Participação dos trabalhadores é fundamental
A NR-1 dispõe que os documentos integrantes do PGR – Programa Geral de Riscos devem estar sempre disponíveis aos Sindicatos, bem como a consulta e participação dos trabalhadores no processo de gerenciamentos de riscos ocupacionais, ou seja, na gestão de saúde e segurança do trabalho. Esta é exatamente uma das reinvindicações dos bancários na Campanha Nacional da categoria.
“Reivindicamos que os bancos assegurem a participação dos bancários e do sindicato em todas as etapas do Gerenciamento de Riscos Ocupacionais (GRO), compreendendo a elaboração, implementação, acompanhamento e revisão do Programa de Gerenciamento de Riscos (PGR), do inventário de riscos e dos demais instrumentos previstos na NR-1”, explica uma das coordenadoras do Comando Nacional dos Bancários, Neiva Ribeiro.
Para isso, os bancários propõem que sejam instituídos, em cada banco, um Comitê Permanente de Gestão de Riscos Ocupacionais, de caráter paritário, composto por representantes do Sindicato, da CIPA e do SESMT, com a finalidade de acompanhar, intervir e deliberar sobre os processos relacionados ao GRO e ao PGR.
Na negociação realizada com a Fenaban em 30 de julho, os banqueiros sinalizaram disposição para debater periodicamente o Programa de Gerenciamento de Riscos (PGR) nas Comissões de Organização dos Empregados (COEs) e na mesa nacional de negociação.
“Consideramos um avanço e esperamos que estes debates resultem em medidas para prevenir o adoecimento”, avaliou Juvandia Moreira, presidenta da Contraf-CUT e também coordenadora do Comando Nacional dos Bancários.
Bancos lideram ranking de afastamentos acidentários (B91) por saúde mental
Embora os bancos representem apenas 0,7% do estoque de empregos do país, foram responsáveis por 2,8% do total de afastamentos acidentários registrados pelo Instituto Nacional do Seguro Social (INSS) em 2024.
Quando considerados apenas transtornos mentais e comportamentais, os bancos múltiplos lideraram o ranking de atividades com maior número de afastamentos acidentários por saúde mental, com 1.946 registros, e ficaram na quinta posição nos afastamentos previdenciários, com 8.345 ocorrências.
“O alto índice de adoecimento por transtornos mentais na nossa categoria pode ser atribuído ao modelo de gestão dos bancos, marcado por metas abusivas, pressão por resultados, assédio e sobrecarga, riscos psicossociais descritos na NR-1. Reivindicamos a participação efetiva dos trabalhadores e sindicatos no GRO e PGR para que estas ferramentas não sejam apenas protocolares nos bancos.

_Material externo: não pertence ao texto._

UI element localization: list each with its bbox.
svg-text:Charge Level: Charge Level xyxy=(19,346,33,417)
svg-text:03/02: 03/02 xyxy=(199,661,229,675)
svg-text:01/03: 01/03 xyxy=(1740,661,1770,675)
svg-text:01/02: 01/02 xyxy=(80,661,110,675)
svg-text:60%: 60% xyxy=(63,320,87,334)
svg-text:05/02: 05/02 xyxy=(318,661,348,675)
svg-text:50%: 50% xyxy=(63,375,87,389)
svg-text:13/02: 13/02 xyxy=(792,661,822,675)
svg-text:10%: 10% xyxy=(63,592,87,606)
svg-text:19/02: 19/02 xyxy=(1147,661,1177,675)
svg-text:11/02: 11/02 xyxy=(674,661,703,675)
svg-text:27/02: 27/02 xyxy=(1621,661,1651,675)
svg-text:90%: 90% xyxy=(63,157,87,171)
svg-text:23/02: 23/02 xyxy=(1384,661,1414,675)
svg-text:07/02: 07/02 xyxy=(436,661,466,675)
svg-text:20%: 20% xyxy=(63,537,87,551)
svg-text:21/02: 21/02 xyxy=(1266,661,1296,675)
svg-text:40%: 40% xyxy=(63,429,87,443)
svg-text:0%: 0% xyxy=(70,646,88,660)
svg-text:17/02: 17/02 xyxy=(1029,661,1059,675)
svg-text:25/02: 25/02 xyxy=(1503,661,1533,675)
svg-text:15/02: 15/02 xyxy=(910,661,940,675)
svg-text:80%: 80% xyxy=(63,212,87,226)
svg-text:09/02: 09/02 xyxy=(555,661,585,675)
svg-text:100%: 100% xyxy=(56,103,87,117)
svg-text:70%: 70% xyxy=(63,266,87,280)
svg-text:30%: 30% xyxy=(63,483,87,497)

Para que elas resultem em ações concretas e efetivas para prevenir e enfrentar o adoecimento”, enfatiza Neiva.
Como provar que o transtorno mental tem relação com o trabalho?
De acordo o psiquiatra Leandro Savoy, entrevistado pela jornalista Rafaela Zem para reportagem do portal G1, transtornos mentais costumam surgir de forma gradual, silenciosa e por uma combinação de fatores. Diante disso, a Justiça não analisa se o trabalho foi a única causa da doença, mas se ele teve participação ou agravou o desencadeamento e a evolução do quadro.
Para isso, é analisada a dinâmica do trabalho e fatores de risco como metas abusivas, jornadas exaustivas, pressão por resultados, assédio, entre outros. Também são levados em consideração os níveis de adoecimento geral em determinado setor ou empresa; e a postura adotada pela empresa em casos semelhantes.
Condenações
A reportagem do G1 cita exemplos de condenações relacionadas com o adoecimento mental dos trabalhadores.
A condenação do Atacadão, em agosto do ano passado, com pagamento de indenização de R$ 5 milhões, devido a uma ação coletiva do Ministério Público do Trabalho, que reuniu diversos relatos de assédio moral e sexual, além de evidências de adoecimento mental entre funcionários.
E a condenação do Santander, em outubro de 2024, ao pagamento de indenização por dano moral coletivo devido a práticas de assédio moral e conduta discriminatória.
Em nota enviada ao portal G1, o Atacadão afirma que a decisão de primeira instância foi favorável à empresa e disse manter canais de denúncia, treinamentos preventivos e medidas disciplinares. A rede disse ainda que já recorreu da decisão.
Por sua vez, o Santander afirma que o caso segue em discussão e que possui políticas de prevenção, governança e canais internos de denúncias.
Bancários devem denunciar ao Sindicato
A secretária de Saúde da FETEC-CUT/SP e diretora do Sindicato dos Bancários de Araraquara e região, Rosângela Lorenzetti, ressalta a importância de os bancários que vivenciem situações de assédio moral ou sexual, pressão excessiva, metas abusivas ou qualquer outro fator de risco psicossocial procurarem por seus sindicatos.
“É importante que o trabalhador não enfrente sozinho uma situação de assédio ou de sofrimento relacionado ao trabalho. Procure a Secretaria de Saúde ou a Secretaria Jurídica do seu Sindicato e faça a denúncia. O movimento sindical tem instrumentos para acolher e orientar os trabalhadores, encaminhar as denúncias com garantia de sigilo, e buscar soluções inclusive por meio da negociação com os bancos e da atuação jurídica. Dar visibilidade a esses casos também é uma forma de fortalecer a luta por ambientes de trabalho mais saudáveis, seguros e livres de violência”, destaca Rosângela.
Bancários e bancárias podem contatar o Seeb Araraquara e região pelo (16) 98115-6150 ou falar diretamente com um de nossos dirigentes nas agências.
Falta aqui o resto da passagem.